In an employment context, companies can realize a lot of benefits through the use of data analytics, but you have to analyze that against other considerations—such as potential disability and workers comp issues, says Joseph Lazzaroti, principal and co-leader of the privacy, e-communication, and data security practice at Jackson Lewis. “Make sure you’re not just looking at data without considering other things that have to go into the mix before you make an employment decision,” he says.
Federal Trade Commission Act
Section 5 of the Federal Trade Commission Act prohibits unfair or deceptive acts or practices in or effecting commerce. Unlike the FCRA or equal opportunity laws, Section 5 is not confined to particular market sectors, but is generally applicable to most companies acting in commerce.
Section 5 defines a “deceptive” act or practice as one that involves a material statement or omission that is likely to mislead a consumer acting reasonably under the circumstances.
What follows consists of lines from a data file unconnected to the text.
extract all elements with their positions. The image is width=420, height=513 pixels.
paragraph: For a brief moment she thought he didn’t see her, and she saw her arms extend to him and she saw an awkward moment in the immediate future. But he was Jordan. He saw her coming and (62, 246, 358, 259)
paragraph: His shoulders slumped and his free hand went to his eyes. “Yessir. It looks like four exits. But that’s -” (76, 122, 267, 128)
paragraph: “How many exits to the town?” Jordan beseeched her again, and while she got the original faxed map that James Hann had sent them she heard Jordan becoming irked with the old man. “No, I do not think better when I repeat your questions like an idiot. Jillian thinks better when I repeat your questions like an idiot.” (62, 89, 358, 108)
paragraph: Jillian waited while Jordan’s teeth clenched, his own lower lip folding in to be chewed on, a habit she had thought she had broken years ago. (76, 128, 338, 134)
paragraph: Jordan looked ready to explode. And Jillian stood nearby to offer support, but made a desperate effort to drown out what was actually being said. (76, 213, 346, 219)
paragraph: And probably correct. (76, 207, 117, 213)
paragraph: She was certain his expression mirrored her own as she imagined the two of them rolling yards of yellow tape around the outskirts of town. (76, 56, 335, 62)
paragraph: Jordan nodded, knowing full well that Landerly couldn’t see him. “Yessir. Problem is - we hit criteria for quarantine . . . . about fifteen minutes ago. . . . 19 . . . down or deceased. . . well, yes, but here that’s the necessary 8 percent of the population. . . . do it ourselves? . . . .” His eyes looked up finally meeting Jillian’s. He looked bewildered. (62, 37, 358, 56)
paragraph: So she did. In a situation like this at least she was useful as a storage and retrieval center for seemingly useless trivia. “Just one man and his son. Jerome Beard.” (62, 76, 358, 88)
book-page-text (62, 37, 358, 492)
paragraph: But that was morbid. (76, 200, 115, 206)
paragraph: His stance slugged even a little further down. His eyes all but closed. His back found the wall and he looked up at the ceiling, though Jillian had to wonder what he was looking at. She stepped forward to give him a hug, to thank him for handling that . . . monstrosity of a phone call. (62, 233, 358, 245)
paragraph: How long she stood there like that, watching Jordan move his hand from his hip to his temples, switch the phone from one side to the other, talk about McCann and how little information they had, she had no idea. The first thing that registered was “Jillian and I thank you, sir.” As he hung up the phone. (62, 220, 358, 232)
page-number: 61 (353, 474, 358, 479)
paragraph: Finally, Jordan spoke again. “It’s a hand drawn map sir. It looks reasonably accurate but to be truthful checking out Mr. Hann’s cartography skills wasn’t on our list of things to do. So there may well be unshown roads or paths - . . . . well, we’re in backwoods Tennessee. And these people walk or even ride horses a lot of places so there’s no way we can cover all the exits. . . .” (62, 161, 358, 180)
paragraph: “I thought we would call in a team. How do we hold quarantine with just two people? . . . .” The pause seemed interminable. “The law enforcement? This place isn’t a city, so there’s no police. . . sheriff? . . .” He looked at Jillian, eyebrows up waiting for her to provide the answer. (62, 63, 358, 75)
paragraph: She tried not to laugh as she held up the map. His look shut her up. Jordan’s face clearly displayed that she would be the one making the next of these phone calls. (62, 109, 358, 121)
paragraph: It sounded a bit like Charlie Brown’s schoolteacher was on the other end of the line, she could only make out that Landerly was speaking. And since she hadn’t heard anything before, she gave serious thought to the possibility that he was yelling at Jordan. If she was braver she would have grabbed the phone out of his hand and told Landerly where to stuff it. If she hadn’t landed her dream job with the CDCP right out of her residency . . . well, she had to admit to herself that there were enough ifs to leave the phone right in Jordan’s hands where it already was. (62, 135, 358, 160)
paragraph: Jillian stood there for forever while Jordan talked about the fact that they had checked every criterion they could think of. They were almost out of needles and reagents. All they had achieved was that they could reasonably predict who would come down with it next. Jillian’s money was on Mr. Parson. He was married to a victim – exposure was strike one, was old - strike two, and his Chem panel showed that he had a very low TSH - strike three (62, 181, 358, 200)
An act or practice is “unfair” if it is likely to cause substantial consumer injury.
According to the FTC, companies engaging in Big Data analytics should consider whether they are violating any material promises to consumers—whether that promise is to refrain from sharing data with third parties, to provide consumers with choices about sharing, or to safeguard consumers’ personal information—or whether they have failed to disclose material information to consumers.
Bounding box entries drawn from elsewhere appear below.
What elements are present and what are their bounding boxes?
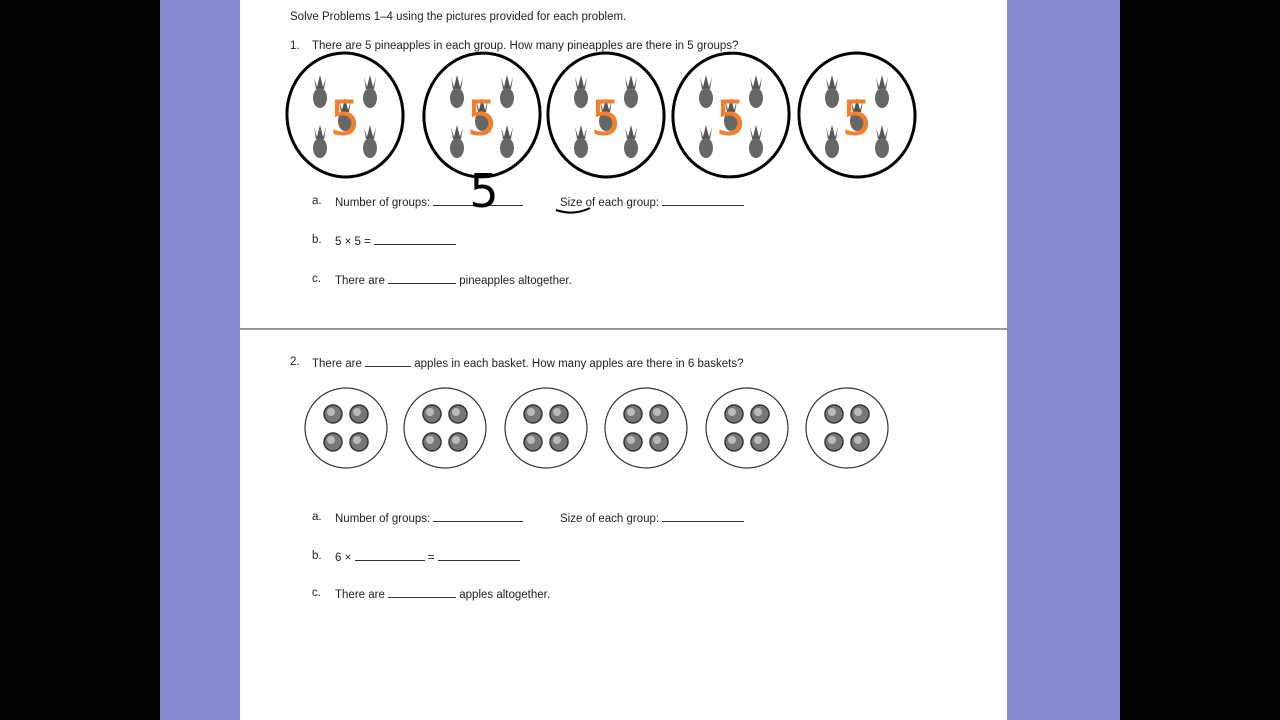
pineapple-icon: [574, 138, 588, 158]
apple-highlight: [327, 436, 335, 444]
drawings: [240, 0, 1007, 720]
pineapple-icon: [450, 88, 464, 108]
worksheet-page: [240, 0, 1007, 720]
pineapple-icon: [313, 88, 327, 108]
pineapple-icon: [500, 138, 514, 158]
pineapple-icon: [313, 138, 327, 158]
p2-q-post: apples in each basket. How many apples are there in 6 baskets?: [414, 358, 744, 370]
apple-highlight: [426, 408, 434, 416]
pineapple-icon: [363, 88, 377, 108]
p2-c-pre: There are: [335, 589, 385, 601]
apple-highlight: [327, 408, 335, 416]
apple-highlight: [452, 436, 460, 444]
basket-circle: [706, 388, 788, 468]
handwritten-underline: [556, 208, 590, 213]
apple-highlight: [553, 408, 561, 416]
pineapple-icon: [825, 138, 839, 158]
pineapple-icon: [450, 138, 464, 158]
p2-c-post: apples altogether.: [459, 589, 551, 601]
apple-highlight: [828, 408, 836, 416]
handwritten-group-size: 5: [329, 91, 361, 147]
apple-highlight: [353, 436, 361, 444]
instructions: Solve Problems 1–4 using the pictures provided for each problem.: [290, 11, 627, 23]
apple-highlight: [627, 408, 635, 416]
p2-b-label: b.: [312, 550, 322, 562]
pineapple-leaves-icon: [451, 125, 463, 139]
p1-c-post: pineapples altogether.: [459, 275, 572, 287]
p2-groups-label: Number of groups:: [335, 513, 431, 525]
p1-a-label: a.: [312, 195, 322, 207]
pineapple-leaves-icon: [364, 75, 376, 89]
p2-b-pre: 6 ×: [335, 552, 352, 564]
basket-circle: [605, 388, 687, 468]
p1-groups-label: Number of groups:: [335, 197, 431, 209]
apple-highlight: [828, 436, 836, 444]
pineapple-leaves-icon: [750, 75, 762, 89]
basket-circle: [806, 388, 888, 468]
pineapple-leaves-icon: [700, 75, 712, 89]
left-frame: [160, 0, 240, 720]
pineapple-leaves-icon: [501, 75, 513, 89]
apple-highlight: [653, 408, 661, 416]
pineapple-leaves-icon: [750, 125, 762, 139]
apple-highlight: [854, 436, 862, 444]
pineapple-icon: [749, 138, 763, 158]
apple-highlight: [653, 436, 661, 444]
basket-circle: [305, 388, 387, 468]
handwritten-group-size: 5: [715, 91, 747, 147]
pineapple-leaves-icon: [501, 125, 513, 139]
handwritten-group-size: 5: [590, 91, 622, 147]
pineapple-leaves-icon: [625, 75, 637, 89]
pineapple-icon: [363, 138, 377, 158]
apple-highlight: [754, 436, 762, 444]
pineapple-leaves-icon: [314, 125, 326, 139]
apple-highlight: [627, 436, 635, 444]
apple-highlight: [527, 436, 535, 444]
p1-b-label: b.: [312, 234, 322, 246]
apple-highlight: [854, 408, 862, 416]
problem1-number: 1.: [290, 40, 300, 52]
pineapple-leaves-icon: [575, 75, 587, 89]
pineapple-icon: [749, 88, 763, 108]
pineapple-leaves-icon: [826, 75, 838, 89]
apple-highlight: [426, 436, 434, 444]
pineapple-icon: [699, 138, 713, 158]
p1-size-label: Size of each group:: [560, 197, 660, 209]
basket-circle: [404, 388, 486, 468]
pineapple-icon: [875, 88, 889, 108]
apple-highlight: [353, 408, 361, 416]
pineapple-icon: [875, 138, 889, 158]
p2-a-label: a.: [312, 511, 322, 523]
apple-highlight: [754, 408, 762, 416]
p1-b-equation: 5 × 5 =: [335, 236, 371, 248]
pineapple-icon: [624, 88, 638, 108]
pineapple-leaves-icon: [314, 75, 326, 89]
right-frame: [1007, 0, 1120, 720]
apple-highlight: [527, 408, 535, 416]
handwritten-number-of-groups: 5: [469, 164, 499, 218]
pineapple-leaves-icon: [364, 125, 376, 139]
apple-highlight: [728, 408, 736, 416]
apple-highlight: [452, 408, 460, 416]
p2-q-pre: There are: [312, 358, 362, 370]
basket-circle: [505, 388, 587, 468]
pineapple-leaves-icon: [876, 125, 888, 139]
p2-size-label: Size of each group:: [560, 513, 660, 525]
pineapple-leaves-icon: [575, 125, 587, 139]
pineapple-icon: [500, 88, 514, 108]
handwritten-group-size: 5: [466, 91, 498, 147]
problem1-question: There are 5 pineapples in each group. How many pineapples are there in 5 groups?: [312, 40, 739, 52]
pineapple-leaves-icon: [826, 125, 838, 139]
pineapple-leaves-icon: [700, 125, 712, 139]
pineapple-leaves-icon: [876, 75, 888, 89]
pineapple-icon: [825, 88, 839, 108]
pineapple-icon: [574, 88, 588, 108]
p2-c-label: c.: [312, 587, 321, 599]
pineapple-leaves-icon: [625, 125, 637, 139]
p1-c-label: c.: [312, 273, 321, 285]
pineapple-leaves-icon: [451, 75, 463, 89]
pineapple-icon: [699, 88, 713, 108]
p1-c-pre: There are: [335, 275, 385, 287]
handwritten-group-size: 5: [841, 91, 873, 147]
apple-highlight: [728, 436, 736, 444]
problem2-number: 2.: [290, 356, 300, 368]
p2-b-eq: =: [427, 552, 435, 564]
apple-highlight: [553, 436, 561, 444]
pineapple-icon: [624, 138, 638, 158]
Lazzaroti says companies often get into trouble when they collect data for one purpose, keep that data for several years, and then start using it for a different purpose, not necessarily intending to be deceptive. So being transparent about how the data is being used mitigates risk.
Legal and compliance officers should consider the following important questions: “What kinds of promises are you making to consumers? What kinds of things are you doing with data that you’re not telling consumers about?” says Reed Freeman, a partner and co-chair of the cyber-security, privacy, and communications practice at WilmerHale.
In addition, companies that maintain Big Data on consumers should reasonably secure consumers’ data. The FTC also directs companies not to sell Big Data analytics products to customers if they know or have reason to know that those customers will use the products for fraudulent or discriminatory purposes. “The FTC is focused not only on the collection of the data itself, but more so that it’s collected under the presumption that people know how it’s going to be used,” says Lazzaroti.
To mitigate the risks of Big Data usage, the FTC recommends that companies consider the following questions:
How representative is your data set? Companies should consider whether their data sets are missing information about certain populations and take steps to address issues of underrepresentation and overrepresentation.
Does your data model account for biases? Companies should consider whether biases are being incorporated at both the collection and analytics stages of Big Data’s life cycle, and they should develop strategies to overcome them.
How accurate are your predictions based on Big Data? Companies should remember that while Big Data is very good at detecting correlations, it does not explain which correlations are meaningful.
Does your reliance on Big Data raise ethical or fairness concerns? Companies should assess the factors that go into an analytics model and balance the predictive value of the model with fairness considerations.
“As Big Data applications become more widespread and cost-efficient, employers may feel the need to use it to remain competitive,” concludes Lazzaroti. “They will need to proceed cautiously, however, and understand the technology, the data collected, and whether the correlations work and work ethically.”